Urve b. Mes’ud, Taiflilerin ileri gelenlerindendi. Peygamber Efendimiz ordusuyla Taif’i muhasara altına aldığı sırada o, Yemen’in Cüreş şehrinde bulunuyordu. Orada, Taif müdafaası için mancınık vesaire yapma san’atını öğreniyordu.
Peygamber Efendimiz, Taif’ten muhasarayı kaldırıp ayrıldıktan sonra Taif’e döndü. Bir müddet sonra da Cenab-ı Hak, kalbine İslam’ın sevgisini düşürünce, çıkıp Medine’ye geldi. Hicret’in 9. yılı Rebiülevvel ayında Resûl-i Ekrem Efendimizin huzurunda İslamiyetle şereflendi.[1]Efendimiz, bu değerli insanın Müslümanlar safına katılmasından fazlasıyla memnun oldu.

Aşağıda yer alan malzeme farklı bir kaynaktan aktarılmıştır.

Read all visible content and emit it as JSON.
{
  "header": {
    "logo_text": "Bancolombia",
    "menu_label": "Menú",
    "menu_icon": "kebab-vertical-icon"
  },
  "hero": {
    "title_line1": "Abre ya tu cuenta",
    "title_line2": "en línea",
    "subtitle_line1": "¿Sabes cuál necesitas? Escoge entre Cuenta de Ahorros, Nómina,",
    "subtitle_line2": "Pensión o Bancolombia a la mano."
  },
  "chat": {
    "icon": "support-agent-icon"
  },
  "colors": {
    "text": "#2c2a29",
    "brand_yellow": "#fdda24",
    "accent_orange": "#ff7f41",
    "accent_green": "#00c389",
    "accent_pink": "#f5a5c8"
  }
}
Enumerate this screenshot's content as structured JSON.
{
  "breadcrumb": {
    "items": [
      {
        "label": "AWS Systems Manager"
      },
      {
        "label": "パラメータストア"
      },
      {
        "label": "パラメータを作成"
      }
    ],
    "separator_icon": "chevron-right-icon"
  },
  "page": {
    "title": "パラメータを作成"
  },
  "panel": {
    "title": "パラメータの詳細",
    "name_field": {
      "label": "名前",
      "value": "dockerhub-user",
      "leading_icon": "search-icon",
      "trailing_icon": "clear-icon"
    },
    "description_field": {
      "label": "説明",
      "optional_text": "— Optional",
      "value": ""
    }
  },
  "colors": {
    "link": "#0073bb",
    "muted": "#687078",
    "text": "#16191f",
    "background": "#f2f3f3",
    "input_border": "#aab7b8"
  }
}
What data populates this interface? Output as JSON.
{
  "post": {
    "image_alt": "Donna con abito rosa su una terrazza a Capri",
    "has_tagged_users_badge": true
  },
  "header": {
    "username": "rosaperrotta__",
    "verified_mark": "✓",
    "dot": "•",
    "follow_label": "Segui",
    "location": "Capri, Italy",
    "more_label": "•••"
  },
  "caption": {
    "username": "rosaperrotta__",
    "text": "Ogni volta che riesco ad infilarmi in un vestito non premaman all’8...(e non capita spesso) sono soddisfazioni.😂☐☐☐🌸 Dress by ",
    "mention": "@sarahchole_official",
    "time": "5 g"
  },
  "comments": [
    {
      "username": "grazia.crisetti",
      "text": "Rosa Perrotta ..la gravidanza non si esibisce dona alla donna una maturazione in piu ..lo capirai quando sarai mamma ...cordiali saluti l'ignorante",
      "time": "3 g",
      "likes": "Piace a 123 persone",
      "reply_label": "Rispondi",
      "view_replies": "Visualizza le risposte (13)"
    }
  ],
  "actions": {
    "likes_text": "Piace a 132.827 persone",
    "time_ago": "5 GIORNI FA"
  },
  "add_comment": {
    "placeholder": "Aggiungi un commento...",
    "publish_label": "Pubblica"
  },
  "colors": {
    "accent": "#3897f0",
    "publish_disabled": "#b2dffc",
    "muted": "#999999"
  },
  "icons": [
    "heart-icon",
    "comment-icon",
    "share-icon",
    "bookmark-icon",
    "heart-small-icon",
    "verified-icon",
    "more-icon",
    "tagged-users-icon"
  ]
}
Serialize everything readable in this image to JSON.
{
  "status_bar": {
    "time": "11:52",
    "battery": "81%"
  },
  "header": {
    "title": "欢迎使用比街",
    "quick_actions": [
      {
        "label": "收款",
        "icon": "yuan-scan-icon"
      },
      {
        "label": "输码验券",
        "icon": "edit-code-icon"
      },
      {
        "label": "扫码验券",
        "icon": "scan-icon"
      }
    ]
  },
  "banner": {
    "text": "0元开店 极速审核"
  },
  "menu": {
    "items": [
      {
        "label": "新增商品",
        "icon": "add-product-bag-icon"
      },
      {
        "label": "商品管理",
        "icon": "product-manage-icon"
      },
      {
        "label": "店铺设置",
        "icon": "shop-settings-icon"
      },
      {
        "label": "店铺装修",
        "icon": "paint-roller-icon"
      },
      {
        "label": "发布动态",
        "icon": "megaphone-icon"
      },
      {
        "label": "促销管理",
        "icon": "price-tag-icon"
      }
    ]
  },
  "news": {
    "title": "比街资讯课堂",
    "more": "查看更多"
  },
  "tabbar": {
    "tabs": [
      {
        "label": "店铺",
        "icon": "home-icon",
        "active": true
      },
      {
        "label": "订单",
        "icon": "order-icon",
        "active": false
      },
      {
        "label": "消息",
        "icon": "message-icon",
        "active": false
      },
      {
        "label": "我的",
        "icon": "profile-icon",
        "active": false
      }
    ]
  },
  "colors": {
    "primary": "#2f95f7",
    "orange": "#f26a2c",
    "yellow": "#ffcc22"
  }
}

Urve b. Mes’ud, Medine’de bir müddet kaldıktan sonra bir gün Resûl-i Ekrem Efendimize, “Yâ Resûlallah! Müsaade buyurun da, gidip kavmimi İslamiyete davet edeyim!” dedi.
Resûl-i Ekrem Efendimiz, Taif halkının kibir ve gururlarının esiri olup Müslümanlıktan kaçındıklarını biliyordu. Bu sebeple, “Onlar, seni sağ bırakmazlar!” buyurdu.
Urve, “Yâ Resûlallah! Beni, onlar öz evlatlarından daha çok severler!” dedi ve gitmek istediğini tekrarladı.
Peygamber Efendimiz yine “Onlar, seni öldürürler!” buyurdu.
Urve, Taif halkının kendisine karşı gösterdikleri sevgi ve hürmete güveniyordu.
“Yâ Resûlallah! Vallahi, değil öldürmek, beni uykudan uyandırmaya bile kıymazlar!” diye konuştu.
Sonra, dileğini üçüncü kere tekrarladı.
Bunun üzerine Resûl-i Ekrem Efendimiz, “Madem gitmek istiyorsun, git!” diye izin verdi.
Urve, derhal yola koyulup Taif’e vardı; Taiflileri Müslüman olmaya davet etti.
Kibir ve gururlarının zebunu olmuş Taifliler, bu ulvî davete ok yağmuruyla karşılık verdiler ve çok sevdikleri Urve b. Mes’ud’u şehit ettiler.[2]
Onun şehâdet haberini duyan Peygamber Efendimiz, “Onun kavmiyle olan hali, Sahib-i Yasin’in kavmi arasındaki haline benzer. Sahib-i Yasin, kavmini, Allah Teâlâ’ya imana davet etmişti de kavmi onu öldürmüştü!” buyurduktan sonra ilave etti: “Allah’a hamdolsun ki ümmetimin içinde, Sahib-i Yâsin gibi birini bulundurdu!”[3]
Hz. Ebû Bekir’in Zevcesi Ümmü Rûman’ın Vefatı
Hz. Ebû Bekir’in, asıl ismi Zeyneb olan zevcesi Ümmü Rûman, Mekke’de ilk sıralarda Müslüman olmuş ve Peygamber Efendimize bîat etmişti. Kendisinden Abdurrahman ile Hz. Âişe dünyaya gelmişti.
Ümmü Rûman, Hicret’in 9. senesinde vefat etti. Peygamber Efendimiz, kabrine inip, onun için Cenab-ı Hakk’tan mağrifet niyaz etti.[4]
Mestler Üzerine Meshin Emredilmesi
Peygamber Efendimiz, Tebük Seferi esnasında mestler üzerine meshetmeyi emir buyurdu.[5]Bunun müddeti misafirler için geceli gündüzlü üç gün (yetmiş iki saat), misafir olmayanlar için bir gün, bir gecedir (yirmi dört saat).
[1]İbn Hişam, Sîre, c. 4, s. 182; İbn Sa’d, Tabakat, c. 5, s. 503.
[3]İbn Hişam, a.g.e., c. 4, s. 182; İbn Sa’d, a.g.e., c. 1, s. 504.
[4]İbn Sa’d, a.g.e., c. 8, s. 277; İbn Esir, Üsdü’l-Gabe, c. 7, s. 331; İbn Hacer, el-İsabe, c. 4, s. 451.
[5]Ahmed İbn Hanbel, Müsned, c. 6, s. 27.